Dengan perkembangan dunia yang amat cepat demikian juga dengan keterbatasan pendidikan sebagian orang tua, maka banyak keluarga-keluarga yang tidak lagi sanggup mendampingi pendidikan anak, dan kemudian menyerahkan sepenuhnya pendidikan anak mereka kepada sekolah. Untuk yang punya banyak uang mereka juga memanfaatkan bimbingan belaja untuk memastikan keberhasilan pendidikan anak-anak mereka. Tidak jarang, Â orang tua menjadi melupakn tanggungjawabnya yang utama dalam pendidikan anak, dan menyerahkan pendidikan anaknya kesekolah, termasuk dalam hal pendidikan karakter.
Pembelajaran online pada masa WFH merupakan kesempatan untuk orang tua memeriksa diri sampai sejauh mana keterlibatannya dengan pendidikan anak-anak mereka.
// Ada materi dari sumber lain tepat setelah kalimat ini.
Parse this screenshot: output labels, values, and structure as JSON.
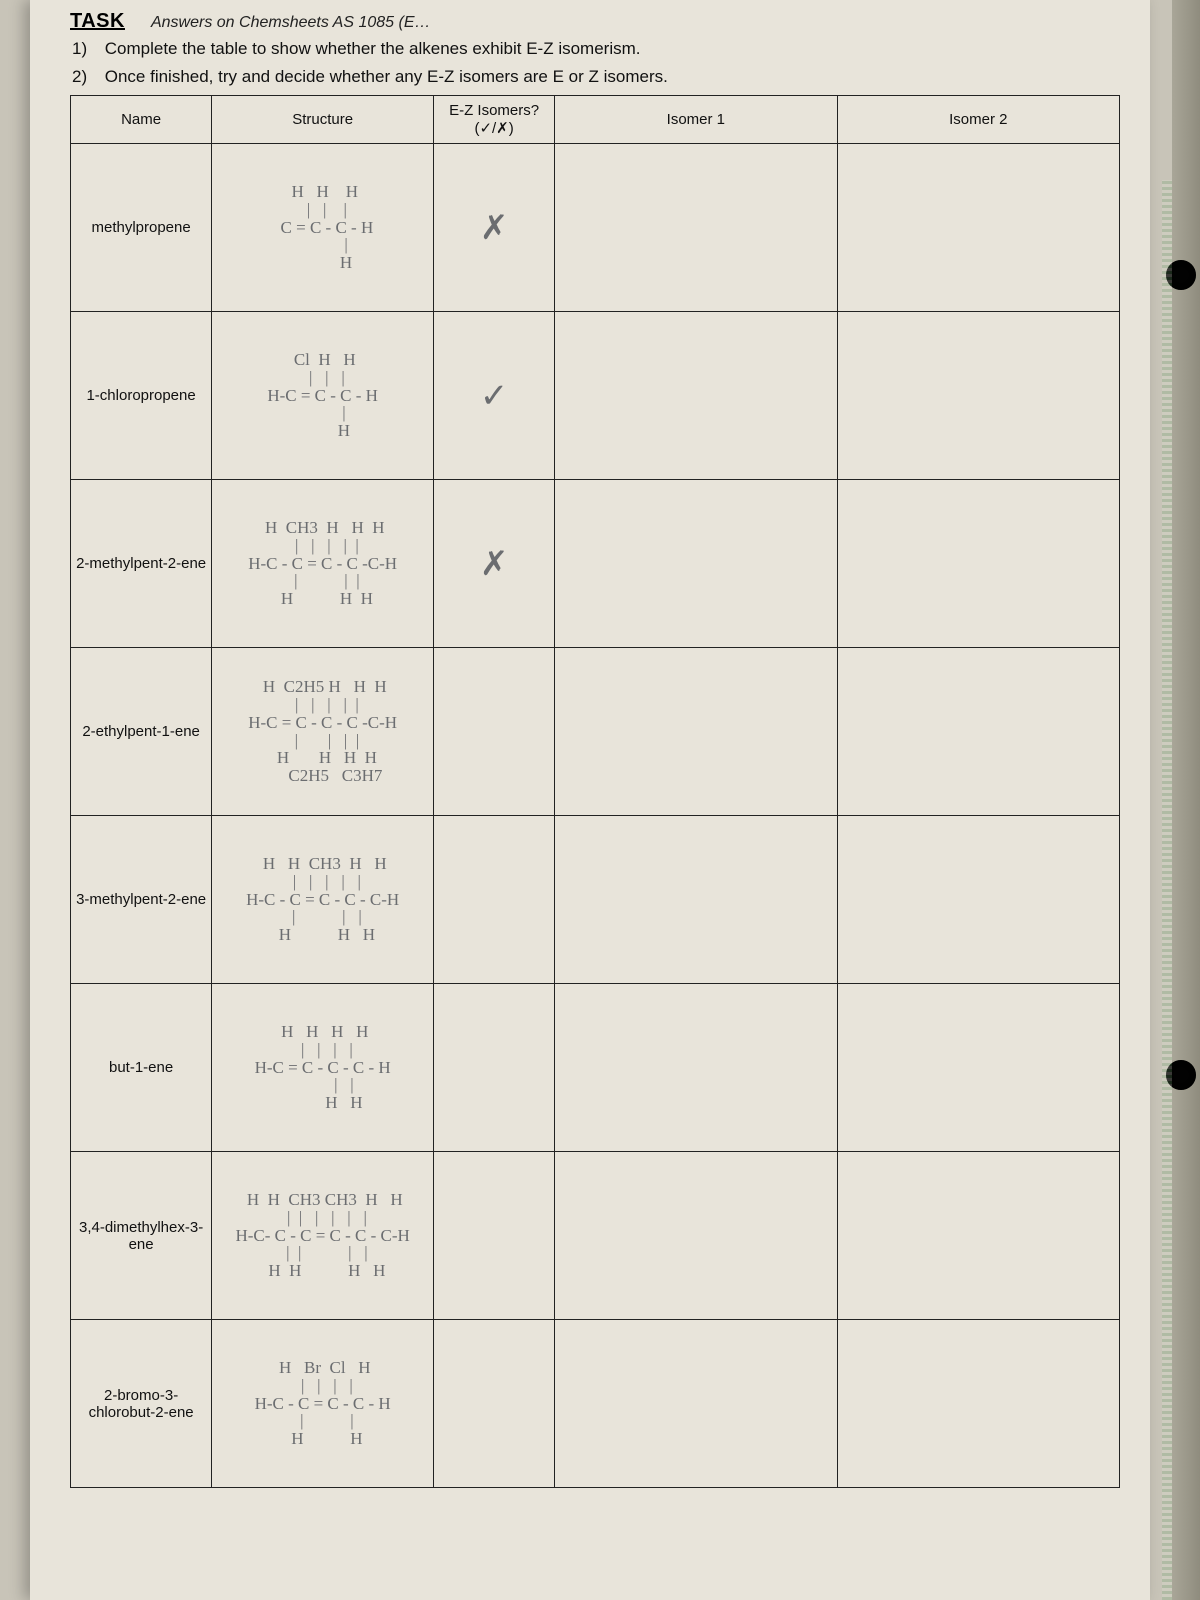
{
  "header": {
    "task_label": "TASK",
    "cut_text": "Answers on Chemsheets AS 1085 (E…",
    "instr1_num": "1)",
    "instr1": "Complete the table to show whether the alkenes exhibit E-Z isomerism.",
    "instr2_num": "2)",
    "instr2": "Once finished, try and decide whether any E-Z isomers are E or Z isomers."
  },
  "columns": {
    "name": "Name",
    "structure": "Structure",
    "ez": "E-Z Isomers?\n(✓/✗)",
    "iso1": "Isomer 1",
    "iso2": "Isomer 2"
  },
  "rows": [
    {
      "name": "methylpropene",
      "structure": " H   H    H\n  |   |    |\n  C = C - C - H\n           |\n           H",
      "ez": "✗"
    },
    {
      "name": "1-chloropropene",
      "structure": " Cl  H   H\n  |   |   |\nH-C = C - C - H\n          |\n          H",
      "ez": "✓"
    },
    {
      "name": "2-methylpent-2-ene",
      "structure": " H  CH3  H   H  H\n  |   |   |   |  |\nH-C - C = C - C -C-H\n  |           |  |\n  H           H  H",
      "ez": "✗"
    },
    {
      "name": "2-ethylpent-1-ene",
      "structure": " H  C2H5 H   H  H\n  |   |   |   |  |\nH-C = C - C - C -C-H\n  |       |   |  |\n  H       H   H  H\n      C2H5   C3H7",
      "ez": ""
    },
    {
      "name": "3-methylpent-2-ene",
      "structure": " H   H  CH3  H   H\n  |   |   |   |   |\nH-C - C = C - C - C-H\n  |           |   |\n  H           H   H",
      "ez": ""
    },
    {
      "name": "but-1-ene",
      "structure": " H   H   H   H\n  |   |   |   |\nH-C = C - C - C - H\n          |   |\n          H   H",
      "ez": ""
    },
    {
      "name": "3,4-dimethylhex-3-ene",
      "structure": " H  H  CH3 CH3  H   H\n  |  |   |   |   |   |\nH-C- C - C = C - C - C-H\n  |  |           |   |\n  H  H           H   H",
      "ez": ""
    },
    {
      "name": "2-bromo-3-chlorobut-2-ene",
      "structure": " H   Br  Cl   H\n  |   |   |   |\nH-C - C = C - C - H\n  |           |\n  H           H",
      "ez": ""
    }
  ],
  "style": {
    "paper_bg": "#e8e4da",
    "body_bg": "#c8c4b8",
    "border_color": "#222",
    "hand_color": "#6b6d70"
  }
}
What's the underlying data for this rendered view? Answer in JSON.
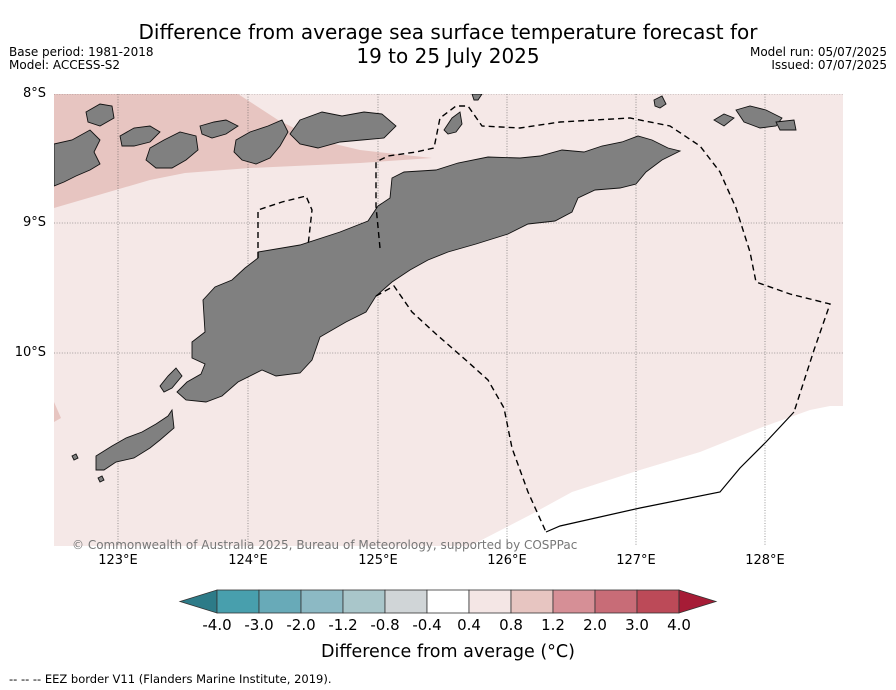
{
  "title": {
    "line1": "Difference from average sea surface temperature forecast for",
    "line2": "19 to 25 July 2025"
  },
  "meta": {
    "base_period": "Base period: 1981-2018",
    "model": "Model: ACCESS-S2",
    "model_run": "Model run: 05/07/2025",
    "issued": "Issued: 07/07/2025"
  },
  "map": {
    "lat_labels": [
      "8°S",
      "9°S",
      "10°S"
    ],
    "lon_labels": [
      "123°E",
      "124°E",
      "125°E",
      "126°E",
      "127°E",
      "128°E"
    ],
    "copyright": "© Commonwealth of Australia 2025, Bureau of Meteorology, supported by COSPPac",
    "colors": {
      "ocean_main": "#f5e8e7",
      "ocean_warm": "#e7c5c1",
      "land": "#808080",
      "neutral": "#ffffff"
    }
  },
  "colorbar": {
    "ticks": [
      "-4.0",
      "-3.0",
      "-2.0",
      "-1.2",
      "-0.8",
      "-0.4",
      "0.4",
      "0.8",
      "1.2",
      "2.0",
      "3.0",
      "4.0"
    ],
    "colors": [
      "#2d7b88",
      "#489fad",
      "#68aab8",
      "#8cb9c4",
      "#a9c6ca",
      "#d0d5d7",
      "#ffffff",
      "#f4e6e5",
      "#e7c5c1",
      "#d68f96",
      "#c86c77",
      "#bc4a58",
      "#a61c36"
    ],
    "label": "Difference from average (°C)"
  },
  "footer": "--  --  -- EEZ border V11 (Flanders Marine Institute, 2019)."
}
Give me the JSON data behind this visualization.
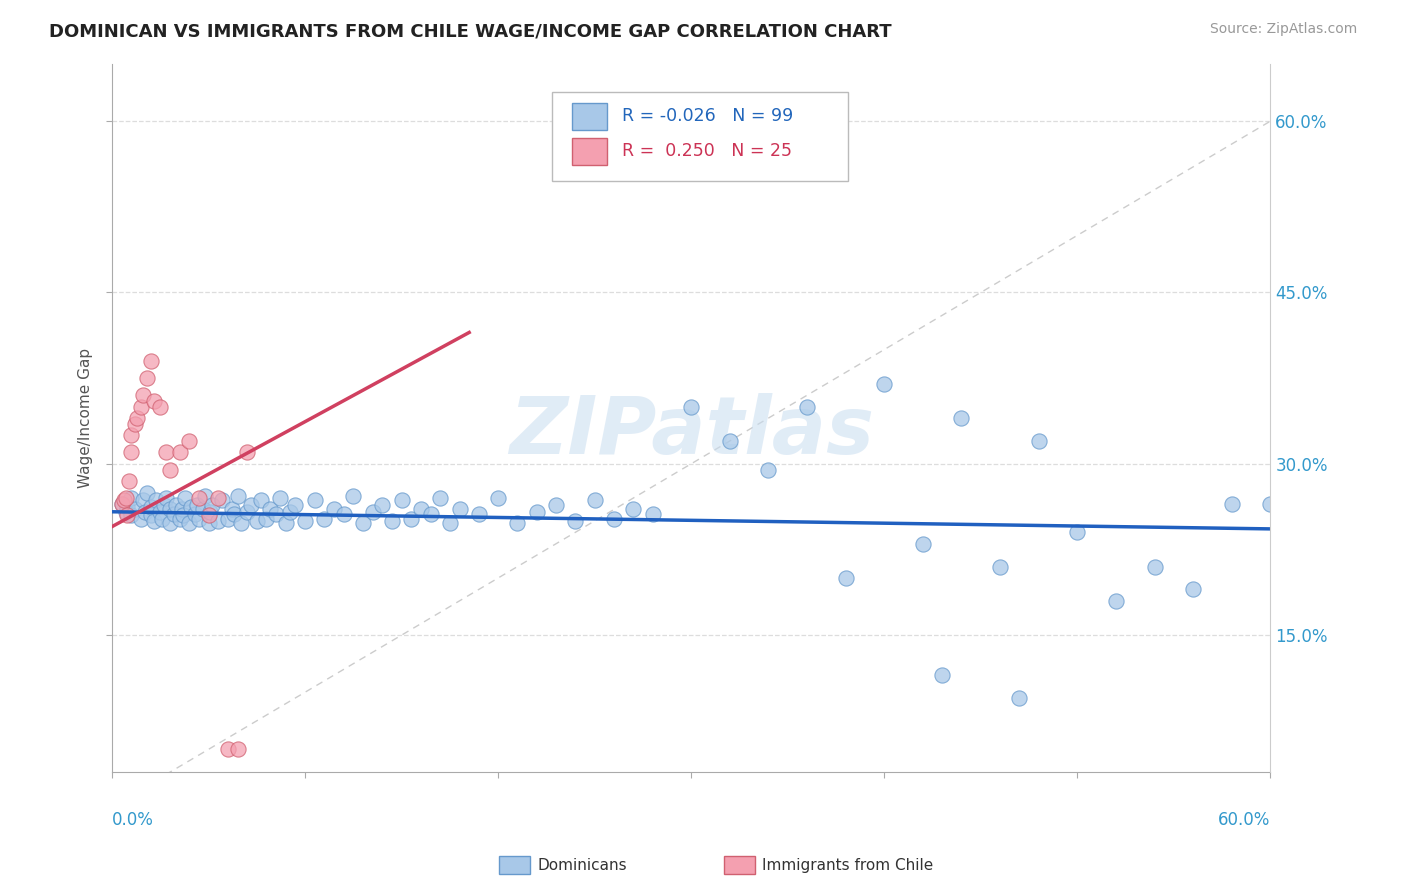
{
  "title": "DOMINICAN VS IMMIGRANTS FROM CHILE WAGE/INCOME GAP CORRELATION CHART",
  "source": "Source: ZipAtlas.com",
  "ylabel": "Wage/Income Gap",
  "ytick_vals": [
    0.15,
    0.3,
    0.45,
    0.6
  ],
  "ytick_labels": [
    "15.0%",
    "30.0%",
    "45.0%",
    "60.0%"
  ],
  "xlim": [
    0.0,
    0.6
  ],
  "ylim": [
    0.03,
    0.65
  ],
  "color_dominican": "#a8c8e8",
  "color_chile": "#f4a0b0",
  "color_trend_dominican": "#2060c0",
  "color_trend_chile": "#d04060",
  "color_diag": "#cccccc",
  "dom_trend_x": [
    0.0,
    0.6
  ],
  "dom_trend_y": [
    0.258,
    0.243
  ],
  "chile_trend_x": [
    0.0,
    0.185
  ],
  "chile_trend_y": [
    0.245,
    0.415
  ],
  "dominican_x": [
    0.005,
    0.007,
    0.008,
    0.01,
    0.01,
    0.012,
    0.015,
    0.016,
    0.017,
    0.018,
    0.02,
    0.02,
    0.022,
    0.023,
    0.025,
    0.026,
    0.027,
    0.028,
    0.03,
    0.03,
    0.032,
    0.033,
    0.035,
    0.036,
    0.037,
    0.038,
    0.04,
    0.041,
    0.043,
    0.044,
    0.045,
    0.047,
    0.048,
    0.05,
    0.051,
    0.052,
    0.055,
    0.057,
    0.06,
    0.062,
    0.063,
    0.065,
    0.067,
    0.07,
    0.072,
    0.075,
    0.077,
    0.08,
    0.082,
    0.085,
    0.087,
    0.09,
    0.092,
    0.095,
    0.1,
    0.105,
    0.11,
    0.115,
    0.12,
    0.125,
    0.13,
    0.135,
    0.14,
    0.145,
    0.15,
    0.155,
    0.16,
    0.165,
    0.17,
    0.175,
    0.18,
    0.19,
    0.2,
    0.21,
    0.22,
    0.23,
    0.24,
    0.25,
    0.26,
    0.27,
    0.28,
    0.3,
    0.32,
    0.34,
    0.36,
    0.38,
    0.4,
    0.42,
    0.44,
    0.46,
    0.48,
    0.5,
    0.52,
    0.54,
    0.56,
    0.58,
    0.6,
    0.43,
    0.47
  ],
  "dominican_y": [
    0.265,
    0.258,
    0.262,
    0.27,
    0.255,
    0.26,
    0.252,
    0.268,
    0.258,
    0.274,
    0.255,
    0.262,
    0.25,
    0.268,
    0.258,
    0.252,
    0.264,
    0.27,
    0.248,
    0.26,
    0.256,
    0.264,
    0.252,
    0.26,
    0.255,
    0.27,
    0.248,
    0.262,
    0.256,
    0.264,
    0.252,
    0.26,
    0.272,
    0.248,
    0.258,
    0.264,
    0.25,
    0.268,
    0.252,
    0.26,
    0.256,
    0.272,
    0.248,
    0.258,
    0.264,
    0.25,
    0.268,
    0.252,
    0.26,
    0.256,
    0.27,
    0.248,
    0.258,
    0.264,
    0.25,
    0.268,
    0.252,
    0.26,
    0.256,
    0.272,
    0.248,
    0.258,
    0.264,
    0.25,
    0.268,
    0.252,
    0.26,
    0.256,
    0.27,
    0.248,
    0.26,
    0.256,
    0.27,
    0.248,
    0.258,
    0.264,
    0.25,
    0.268,
    0.252,
    0.26,
    0.256,
    0.35,
    0.32,
    0.295,
    0.35,
    0.2,
    0.37,
    0.23,
    0.34,
    0.21,
    0.32,
    0.24,
    0.18,
    0.21,
    0.19,
    0.265,
    0.265,
    0.115,
    0.095
  ],
  "chile_x": [
    0.005,
    0.006,
    0.007,
    0.008,
    0.009,
    0.01,
    0.01,
    0.012,
    0.013,
    0.015,
    0.016,
    0.018,
    0.02,
    0.022,
    0.025,
    0.028,
    0.03,
    0.035,
    0.04,
    0.045,
    0.05,
    0.055,
    0.06,
    0.065,
    0.07
  ],
  "chile_y": [
    0.265,
    0.268,
    0.27,
    0.255,
    0.285,
    0.31,
    0.325,
    0.335,
    0.34,
    0.35,
    0.36,
    0.375,
    0.39,
    0.355,
    0.35,
    0.31,
    0.295,
    0.31,
    0.32,
    0.27,
    0.255,
    0.27,
    0.05,
    0.05,
    0.31
  ]
}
Pembelajaran online oleh banyak pihak dikuatirkan akan meminggirkan pendidikan karakter, tapi apabila keluarga-keluarga menyadari tanggungjawabnya dalam pendidikan karakter, justru saat inilah keluarga-keluarga mengambil alih kedaulatan mereka  untuk melaksanakan pendidikan karakter bagi anak-anak mereka.
Indonesia memang perlu mempersiapkan diri untuk memaksimalkan pembelajaran online, apalagi dengan luasnya Negara Kesatua Republik Indonesia. Pembelajaran online bisa menjadi salah satu solusi untuk meningkatkan SDM Indonesia, Pada saat yang sama, keluarga-keluarga di indonesia dapat kembali memerhatikan pendidikan karakter bagi anak-anak mereka.